Promoting people's rights and civil liberties. It is non-party political and independent of other organisations.
Let ordinary people help the refugees

Let ordinary people help the refugees

From the 1950s we had The Good Neighbour Council welcoming and helping New Australians (like me), both those pulled by the peace and potential of a great country and those pushed by war and persecution, who had lost their country and needed a new life, and required a new country to belong to.
 
In the 1980s, my generous community in Canberra sold government the idea of direct settlement into the community of the Indo Chinese boat people and their dependants. It worked brilliantly, on the smell of an oil rag, underpinned by friendship and compassion and the wealth of ordinary Australians willing to share with the vulnerable refugees who came with no material possessions. The Community Refugee Settlement Scheme spread around the nation, engaging people in local communities, from Cairns to Hobart to Perth. 
 
Today I hear government commitment of $700 million over a number of years to refugee settlement through the contracted agencies which deliver some of the best, if not the best, refugee resettlement support in the world.
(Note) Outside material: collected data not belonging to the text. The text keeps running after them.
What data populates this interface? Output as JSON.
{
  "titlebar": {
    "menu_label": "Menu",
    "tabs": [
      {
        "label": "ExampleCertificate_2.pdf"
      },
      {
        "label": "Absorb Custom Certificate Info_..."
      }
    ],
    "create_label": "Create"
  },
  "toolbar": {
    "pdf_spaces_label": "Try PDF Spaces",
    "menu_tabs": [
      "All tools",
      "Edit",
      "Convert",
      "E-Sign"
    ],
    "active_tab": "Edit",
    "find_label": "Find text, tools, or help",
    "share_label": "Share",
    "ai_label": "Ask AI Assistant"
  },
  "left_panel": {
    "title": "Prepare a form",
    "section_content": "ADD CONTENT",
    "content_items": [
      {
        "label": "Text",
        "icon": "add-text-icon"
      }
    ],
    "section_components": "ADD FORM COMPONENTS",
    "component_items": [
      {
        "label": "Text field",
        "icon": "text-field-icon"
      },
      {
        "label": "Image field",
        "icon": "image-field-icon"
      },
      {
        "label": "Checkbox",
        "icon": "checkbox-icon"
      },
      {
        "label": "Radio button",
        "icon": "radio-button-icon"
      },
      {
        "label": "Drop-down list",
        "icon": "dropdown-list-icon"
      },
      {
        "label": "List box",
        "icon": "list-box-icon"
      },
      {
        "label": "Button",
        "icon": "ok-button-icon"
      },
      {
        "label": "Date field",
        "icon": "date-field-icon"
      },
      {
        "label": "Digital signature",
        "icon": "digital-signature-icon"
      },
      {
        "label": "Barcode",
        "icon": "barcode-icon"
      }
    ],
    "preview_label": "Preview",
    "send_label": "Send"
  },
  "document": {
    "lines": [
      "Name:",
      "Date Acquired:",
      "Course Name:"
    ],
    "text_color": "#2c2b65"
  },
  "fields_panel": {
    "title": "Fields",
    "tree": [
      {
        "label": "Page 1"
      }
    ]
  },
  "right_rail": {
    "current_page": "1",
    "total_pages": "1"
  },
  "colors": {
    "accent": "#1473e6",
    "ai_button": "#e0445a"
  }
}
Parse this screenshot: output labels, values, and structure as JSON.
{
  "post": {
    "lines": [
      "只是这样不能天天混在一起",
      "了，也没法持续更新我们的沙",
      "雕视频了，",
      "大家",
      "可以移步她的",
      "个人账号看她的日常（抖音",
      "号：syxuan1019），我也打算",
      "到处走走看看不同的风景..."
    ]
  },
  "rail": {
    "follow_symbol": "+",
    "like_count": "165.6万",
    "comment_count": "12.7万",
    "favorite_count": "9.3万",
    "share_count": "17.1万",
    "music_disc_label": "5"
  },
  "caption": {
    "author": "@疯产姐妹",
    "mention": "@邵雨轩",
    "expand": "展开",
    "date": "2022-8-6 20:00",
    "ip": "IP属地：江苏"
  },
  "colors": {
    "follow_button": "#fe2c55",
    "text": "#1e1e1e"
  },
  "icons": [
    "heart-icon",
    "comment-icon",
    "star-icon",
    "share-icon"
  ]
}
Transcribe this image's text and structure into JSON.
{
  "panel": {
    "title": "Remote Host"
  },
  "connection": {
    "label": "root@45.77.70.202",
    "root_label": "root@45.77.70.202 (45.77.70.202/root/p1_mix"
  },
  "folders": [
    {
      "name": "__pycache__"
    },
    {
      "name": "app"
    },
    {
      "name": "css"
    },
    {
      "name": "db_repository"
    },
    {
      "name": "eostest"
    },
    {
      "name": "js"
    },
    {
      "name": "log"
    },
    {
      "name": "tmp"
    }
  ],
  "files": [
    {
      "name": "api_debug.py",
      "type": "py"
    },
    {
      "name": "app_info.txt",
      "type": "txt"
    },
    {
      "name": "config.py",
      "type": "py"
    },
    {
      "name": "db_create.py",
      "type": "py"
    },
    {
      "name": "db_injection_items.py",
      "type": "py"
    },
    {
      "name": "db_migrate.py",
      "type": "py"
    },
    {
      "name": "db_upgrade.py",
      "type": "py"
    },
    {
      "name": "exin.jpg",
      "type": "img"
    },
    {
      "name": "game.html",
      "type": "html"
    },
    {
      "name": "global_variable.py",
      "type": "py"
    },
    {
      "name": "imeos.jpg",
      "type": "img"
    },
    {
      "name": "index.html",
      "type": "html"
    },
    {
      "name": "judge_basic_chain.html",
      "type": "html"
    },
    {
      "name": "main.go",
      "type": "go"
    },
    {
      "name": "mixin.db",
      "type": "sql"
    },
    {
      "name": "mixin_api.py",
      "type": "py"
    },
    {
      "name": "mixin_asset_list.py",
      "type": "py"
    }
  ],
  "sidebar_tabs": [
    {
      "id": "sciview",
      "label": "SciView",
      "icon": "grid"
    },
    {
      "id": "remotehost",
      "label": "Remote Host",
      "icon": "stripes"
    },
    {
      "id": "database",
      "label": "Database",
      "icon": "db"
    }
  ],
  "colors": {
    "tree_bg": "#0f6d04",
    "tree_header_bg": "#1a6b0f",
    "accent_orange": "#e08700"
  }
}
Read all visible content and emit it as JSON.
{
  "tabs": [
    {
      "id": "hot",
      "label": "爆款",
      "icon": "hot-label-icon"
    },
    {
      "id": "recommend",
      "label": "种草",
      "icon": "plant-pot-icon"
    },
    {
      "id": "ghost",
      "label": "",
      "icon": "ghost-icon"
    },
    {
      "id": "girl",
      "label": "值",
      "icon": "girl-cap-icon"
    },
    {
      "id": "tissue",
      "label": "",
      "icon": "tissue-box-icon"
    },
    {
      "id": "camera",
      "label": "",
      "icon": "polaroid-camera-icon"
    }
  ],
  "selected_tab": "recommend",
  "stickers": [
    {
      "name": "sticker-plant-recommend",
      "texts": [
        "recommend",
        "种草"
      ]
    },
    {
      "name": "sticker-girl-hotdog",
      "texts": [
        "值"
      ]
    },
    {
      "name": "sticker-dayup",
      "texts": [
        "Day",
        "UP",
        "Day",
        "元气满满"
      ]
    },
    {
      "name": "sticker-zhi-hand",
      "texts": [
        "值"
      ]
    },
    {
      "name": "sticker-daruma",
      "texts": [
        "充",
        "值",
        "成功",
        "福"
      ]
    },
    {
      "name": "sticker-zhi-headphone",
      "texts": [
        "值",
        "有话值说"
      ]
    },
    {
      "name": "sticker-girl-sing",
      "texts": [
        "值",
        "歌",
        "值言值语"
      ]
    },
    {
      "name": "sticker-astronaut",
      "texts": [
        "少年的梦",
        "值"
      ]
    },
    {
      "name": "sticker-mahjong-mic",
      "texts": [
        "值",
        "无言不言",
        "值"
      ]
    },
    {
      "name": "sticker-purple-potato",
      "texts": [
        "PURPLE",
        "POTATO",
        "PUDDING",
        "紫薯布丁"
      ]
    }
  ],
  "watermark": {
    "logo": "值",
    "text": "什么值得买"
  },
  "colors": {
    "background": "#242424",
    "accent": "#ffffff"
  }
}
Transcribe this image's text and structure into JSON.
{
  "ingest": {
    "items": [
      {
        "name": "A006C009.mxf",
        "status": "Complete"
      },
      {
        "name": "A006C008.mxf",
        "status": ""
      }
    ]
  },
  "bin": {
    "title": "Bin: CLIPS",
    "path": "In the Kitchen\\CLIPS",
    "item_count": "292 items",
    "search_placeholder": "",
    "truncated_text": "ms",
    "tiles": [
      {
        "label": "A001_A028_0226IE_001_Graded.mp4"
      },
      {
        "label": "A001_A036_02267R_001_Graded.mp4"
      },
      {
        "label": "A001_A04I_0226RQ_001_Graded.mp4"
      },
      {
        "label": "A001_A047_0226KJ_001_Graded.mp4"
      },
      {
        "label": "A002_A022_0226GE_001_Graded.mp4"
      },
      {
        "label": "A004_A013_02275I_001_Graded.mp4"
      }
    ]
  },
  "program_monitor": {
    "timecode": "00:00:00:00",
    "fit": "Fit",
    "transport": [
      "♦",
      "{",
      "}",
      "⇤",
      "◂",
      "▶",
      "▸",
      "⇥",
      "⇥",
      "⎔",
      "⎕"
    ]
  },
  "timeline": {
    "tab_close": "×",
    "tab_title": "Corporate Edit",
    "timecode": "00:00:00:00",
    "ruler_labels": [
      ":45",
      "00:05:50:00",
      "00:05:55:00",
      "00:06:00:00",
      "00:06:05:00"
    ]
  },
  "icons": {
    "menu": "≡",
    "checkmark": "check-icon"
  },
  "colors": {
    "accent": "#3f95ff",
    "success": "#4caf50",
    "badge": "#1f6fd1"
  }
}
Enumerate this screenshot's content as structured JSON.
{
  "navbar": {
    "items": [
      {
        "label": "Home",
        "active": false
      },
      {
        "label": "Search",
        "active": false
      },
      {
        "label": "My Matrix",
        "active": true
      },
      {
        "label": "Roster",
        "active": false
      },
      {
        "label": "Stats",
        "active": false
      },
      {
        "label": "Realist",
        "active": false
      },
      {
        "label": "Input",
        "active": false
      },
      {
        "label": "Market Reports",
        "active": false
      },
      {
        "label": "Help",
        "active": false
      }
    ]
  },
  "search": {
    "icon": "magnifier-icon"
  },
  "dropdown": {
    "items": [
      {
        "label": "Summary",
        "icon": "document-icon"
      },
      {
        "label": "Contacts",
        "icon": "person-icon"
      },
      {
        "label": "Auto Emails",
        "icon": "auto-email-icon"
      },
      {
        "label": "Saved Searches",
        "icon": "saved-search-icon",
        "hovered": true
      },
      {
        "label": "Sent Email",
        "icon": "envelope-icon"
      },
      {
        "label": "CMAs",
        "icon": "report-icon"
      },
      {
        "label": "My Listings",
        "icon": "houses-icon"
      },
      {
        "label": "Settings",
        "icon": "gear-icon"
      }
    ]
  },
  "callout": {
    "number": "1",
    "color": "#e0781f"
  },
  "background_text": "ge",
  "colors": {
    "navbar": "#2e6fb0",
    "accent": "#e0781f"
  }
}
What plans are there to really engage with the people who have spoken up and attended vigils and signed petitions in support of compassion and an increased  intake of refugees and also of asylum seekers and especially those who prove to be refugees? 
 
Some  modest enabling funding to community groups through local governments will signal the welcome which lies in the hearts of most Australians for the children and the adults who flee war and persecution who are our brothers and sisters on the face of fragile planet earth.